Dermatologic and Sensitivity Reactions: Maculopapular and erythematous rashes (sometimes accompanied by eosinophilia), anaphylactic reaction, vasculitis, and urticarial have been reported rarely in patients receiving spironolactone.
Mutagenicity and Carcinogenicity: Canrenone, a major metabolite of spironolactone, and canrenoic acid are the major metabolites of potassium canrenoate. In tests using bacteria or yeast and in an in vivo mammalian system, potassium canrenoate was not mutagenic; however, it did produce a mutagenic effect in several in vitro tests in mammalian cells following metabolic activation.
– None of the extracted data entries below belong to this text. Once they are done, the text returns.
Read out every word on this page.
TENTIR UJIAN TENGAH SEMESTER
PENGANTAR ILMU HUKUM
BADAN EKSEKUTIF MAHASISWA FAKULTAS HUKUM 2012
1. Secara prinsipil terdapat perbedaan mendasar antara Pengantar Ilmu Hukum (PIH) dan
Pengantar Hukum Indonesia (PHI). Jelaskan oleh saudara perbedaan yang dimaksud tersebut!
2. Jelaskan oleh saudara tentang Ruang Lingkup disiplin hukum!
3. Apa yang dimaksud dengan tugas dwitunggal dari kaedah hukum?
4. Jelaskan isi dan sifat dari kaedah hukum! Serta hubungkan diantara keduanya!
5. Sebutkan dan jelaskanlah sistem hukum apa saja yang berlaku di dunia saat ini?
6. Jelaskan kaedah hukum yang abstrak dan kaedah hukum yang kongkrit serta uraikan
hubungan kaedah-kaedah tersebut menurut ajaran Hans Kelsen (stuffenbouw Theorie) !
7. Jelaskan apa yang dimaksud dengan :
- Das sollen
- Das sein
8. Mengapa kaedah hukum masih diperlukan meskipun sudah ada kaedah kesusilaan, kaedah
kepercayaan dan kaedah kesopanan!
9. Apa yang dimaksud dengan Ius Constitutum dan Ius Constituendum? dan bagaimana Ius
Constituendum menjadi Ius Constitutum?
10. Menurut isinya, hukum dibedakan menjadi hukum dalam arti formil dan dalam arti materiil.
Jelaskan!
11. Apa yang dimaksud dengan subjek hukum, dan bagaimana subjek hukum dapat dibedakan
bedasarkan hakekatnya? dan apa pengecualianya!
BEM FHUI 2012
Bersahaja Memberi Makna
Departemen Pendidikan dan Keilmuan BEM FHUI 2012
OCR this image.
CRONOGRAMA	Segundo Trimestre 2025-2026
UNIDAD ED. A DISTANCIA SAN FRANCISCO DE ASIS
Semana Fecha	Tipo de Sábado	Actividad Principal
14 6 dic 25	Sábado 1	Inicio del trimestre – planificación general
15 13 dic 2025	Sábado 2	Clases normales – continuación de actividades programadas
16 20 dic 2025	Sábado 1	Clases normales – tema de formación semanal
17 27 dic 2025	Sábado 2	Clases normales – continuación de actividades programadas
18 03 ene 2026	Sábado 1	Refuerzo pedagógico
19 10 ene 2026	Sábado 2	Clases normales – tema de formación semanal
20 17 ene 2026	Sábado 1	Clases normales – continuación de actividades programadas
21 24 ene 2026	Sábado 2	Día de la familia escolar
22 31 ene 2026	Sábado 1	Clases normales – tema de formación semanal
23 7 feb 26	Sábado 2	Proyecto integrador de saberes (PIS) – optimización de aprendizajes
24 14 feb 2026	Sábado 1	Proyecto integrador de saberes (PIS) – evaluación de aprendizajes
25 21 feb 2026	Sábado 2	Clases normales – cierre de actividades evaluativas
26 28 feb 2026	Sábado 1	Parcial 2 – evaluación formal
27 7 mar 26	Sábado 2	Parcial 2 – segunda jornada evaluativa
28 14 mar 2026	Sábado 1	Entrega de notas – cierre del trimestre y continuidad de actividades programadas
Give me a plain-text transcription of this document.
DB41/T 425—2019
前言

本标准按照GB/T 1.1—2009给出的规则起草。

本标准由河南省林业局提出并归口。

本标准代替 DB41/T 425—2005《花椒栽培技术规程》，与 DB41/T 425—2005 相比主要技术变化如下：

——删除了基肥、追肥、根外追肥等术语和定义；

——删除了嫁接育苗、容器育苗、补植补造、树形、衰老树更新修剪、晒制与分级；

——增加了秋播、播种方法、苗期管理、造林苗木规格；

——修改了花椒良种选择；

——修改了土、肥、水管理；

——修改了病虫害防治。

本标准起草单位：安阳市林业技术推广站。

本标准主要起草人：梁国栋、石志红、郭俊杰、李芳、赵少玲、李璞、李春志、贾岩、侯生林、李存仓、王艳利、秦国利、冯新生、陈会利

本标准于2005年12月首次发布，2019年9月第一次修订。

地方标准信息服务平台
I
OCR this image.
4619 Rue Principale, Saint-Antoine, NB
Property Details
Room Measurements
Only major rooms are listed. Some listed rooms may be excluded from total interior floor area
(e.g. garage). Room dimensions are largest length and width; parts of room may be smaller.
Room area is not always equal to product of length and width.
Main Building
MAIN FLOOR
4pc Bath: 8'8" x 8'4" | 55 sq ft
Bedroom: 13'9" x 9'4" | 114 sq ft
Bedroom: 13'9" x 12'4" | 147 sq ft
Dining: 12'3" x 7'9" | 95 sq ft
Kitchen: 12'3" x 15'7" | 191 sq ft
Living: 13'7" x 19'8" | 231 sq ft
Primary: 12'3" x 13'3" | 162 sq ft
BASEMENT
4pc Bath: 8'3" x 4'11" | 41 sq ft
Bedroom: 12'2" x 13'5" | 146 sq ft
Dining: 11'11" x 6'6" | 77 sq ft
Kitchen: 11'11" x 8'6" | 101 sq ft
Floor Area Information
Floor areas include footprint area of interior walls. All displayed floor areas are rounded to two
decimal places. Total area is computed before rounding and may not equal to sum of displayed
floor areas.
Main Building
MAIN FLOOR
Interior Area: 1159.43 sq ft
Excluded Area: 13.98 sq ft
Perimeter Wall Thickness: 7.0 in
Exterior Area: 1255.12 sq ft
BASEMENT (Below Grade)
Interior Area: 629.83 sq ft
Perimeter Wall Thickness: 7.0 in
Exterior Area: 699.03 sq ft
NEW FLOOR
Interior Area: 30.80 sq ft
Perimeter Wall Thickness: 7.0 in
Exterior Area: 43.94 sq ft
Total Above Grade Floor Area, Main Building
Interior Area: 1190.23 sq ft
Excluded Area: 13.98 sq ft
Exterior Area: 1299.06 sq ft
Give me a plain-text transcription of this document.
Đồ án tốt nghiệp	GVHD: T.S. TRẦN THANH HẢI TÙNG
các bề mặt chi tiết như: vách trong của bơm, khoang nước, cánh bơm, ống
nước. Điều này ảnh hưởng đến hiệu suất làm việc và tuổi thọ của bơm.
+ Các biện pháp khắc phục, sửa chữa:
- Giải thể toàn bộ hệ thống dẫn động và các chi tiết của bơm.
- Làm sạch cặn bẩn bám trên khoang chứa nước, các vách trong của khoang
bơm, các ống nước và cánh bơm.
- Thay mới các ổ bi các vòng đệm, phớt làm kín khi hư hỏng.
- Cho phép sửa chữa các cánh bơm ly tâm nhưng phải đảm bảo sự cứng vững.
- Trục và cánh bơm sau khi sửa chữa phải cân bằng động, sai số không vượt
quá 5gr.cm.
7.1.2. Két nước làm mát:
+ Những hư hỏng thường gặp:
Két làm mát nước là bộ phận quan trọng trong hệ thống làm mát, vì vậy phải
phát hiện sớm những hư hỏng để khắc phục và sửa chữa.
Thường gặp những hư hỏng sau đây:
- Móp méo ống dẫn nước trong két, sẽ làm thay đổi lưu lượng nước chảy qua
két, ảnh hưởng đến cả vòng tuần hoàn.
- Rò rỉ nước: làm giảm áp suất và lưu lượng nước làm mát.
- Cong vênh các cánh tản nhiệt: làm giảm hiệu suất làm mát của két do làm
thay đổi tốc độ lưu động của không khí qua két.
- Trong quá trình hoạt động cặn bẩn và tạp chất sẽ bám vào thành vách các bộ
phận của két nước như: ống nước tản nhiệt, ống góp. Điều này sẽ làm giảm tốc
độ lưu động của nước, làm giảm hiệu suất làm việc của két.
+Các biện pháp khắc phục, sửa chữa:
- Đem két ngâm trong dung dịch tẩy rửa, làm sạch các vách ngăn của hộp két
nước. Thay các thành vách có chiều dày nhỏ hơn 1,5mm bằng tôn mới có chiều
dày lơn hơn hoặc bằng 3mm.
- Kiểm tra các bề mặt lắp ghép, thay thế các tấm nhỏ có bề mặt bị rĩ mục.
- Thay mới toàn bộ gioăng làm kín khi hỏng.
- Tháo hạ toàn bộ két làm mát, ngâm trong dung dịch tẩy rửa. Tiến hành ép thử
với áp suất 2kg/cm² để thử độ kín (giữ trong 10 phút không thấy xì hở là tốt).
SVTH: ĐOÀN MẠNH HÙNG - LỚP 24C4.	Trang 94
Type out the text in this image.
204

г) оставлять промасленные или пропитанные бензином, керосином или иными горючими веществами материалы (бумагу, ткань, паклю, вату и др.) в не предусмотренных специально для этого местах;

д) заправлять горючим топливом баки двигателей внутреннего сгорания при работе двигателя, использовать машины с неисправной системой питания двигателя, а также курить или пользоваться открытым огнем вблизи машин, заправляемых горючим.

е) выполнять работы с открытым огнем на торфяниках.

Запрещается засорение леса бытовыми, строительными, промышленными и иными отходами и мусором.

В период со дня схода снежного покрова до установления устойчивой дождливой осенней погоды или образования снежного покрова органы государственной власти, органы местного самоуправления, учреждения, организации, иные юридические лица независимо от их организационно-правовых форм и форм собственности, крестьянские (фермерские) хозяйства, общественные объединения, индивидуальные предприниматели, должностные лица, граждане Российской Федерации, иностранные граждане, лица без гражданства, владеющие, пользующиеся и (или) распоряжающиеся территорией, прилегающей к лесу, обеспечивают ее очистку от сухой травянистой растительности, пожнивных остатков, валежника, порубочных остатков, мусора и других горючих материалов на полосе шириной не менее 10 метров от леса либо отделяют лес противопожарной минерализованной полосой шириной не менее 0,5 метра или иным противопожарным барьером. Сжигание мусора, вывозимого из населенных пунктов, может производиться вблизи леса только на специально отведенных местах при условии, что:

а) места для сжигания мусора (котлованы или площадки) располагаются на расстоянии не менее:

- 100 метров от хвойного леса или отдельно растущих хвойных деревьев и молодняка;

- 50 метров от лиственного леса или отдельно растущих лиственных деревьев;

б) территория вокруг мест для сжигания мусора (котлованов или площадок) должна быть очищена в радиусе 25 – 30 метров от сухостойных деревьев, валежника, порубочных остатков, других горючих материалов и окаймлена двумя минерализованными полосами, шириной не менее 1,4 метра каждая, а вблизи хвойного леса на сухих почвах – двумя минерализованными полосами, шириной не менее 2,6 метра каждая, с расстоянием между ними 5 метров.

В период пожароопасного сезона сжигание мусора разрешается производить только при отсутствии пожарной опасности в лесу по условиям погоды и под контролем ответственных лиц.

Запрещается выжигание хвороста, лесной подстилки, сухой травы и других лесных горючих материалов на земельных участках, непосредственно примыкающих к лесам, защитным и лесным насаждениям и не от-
Spironolactone has been shown to be tumorigenic in chronic toxicity studies in rats. Studies in rats using spironolactone dosage 25-250 times the usual human dosage resulted in a dose-related increase in benign adenomas of the thyroid and testes, a dose-related increase in proliferative changes in the livers of male rats, and an increase in malignant mammary tumors in female rats. At dosages 250 times the usual human dosage, hepatocellular carcinoma, hepatocytomegaly, and hyperplastic nodules were reported in rats. At dosages greater than 20 mg/kg daily, a dose-related incidence of myelocytic leukemia was observed in rats receiving potassium canrenoate in their diet for one year. In rats receiving potassium canrenoate for 2 years, myelocytic leukemia and hepatic, thyroid, testicular, and mammary tumors were observed. In chronic toxicity studies in rats using spironolactone dosages up to 250 times the usual human dosage, an increased incidence of leukemia was not observed.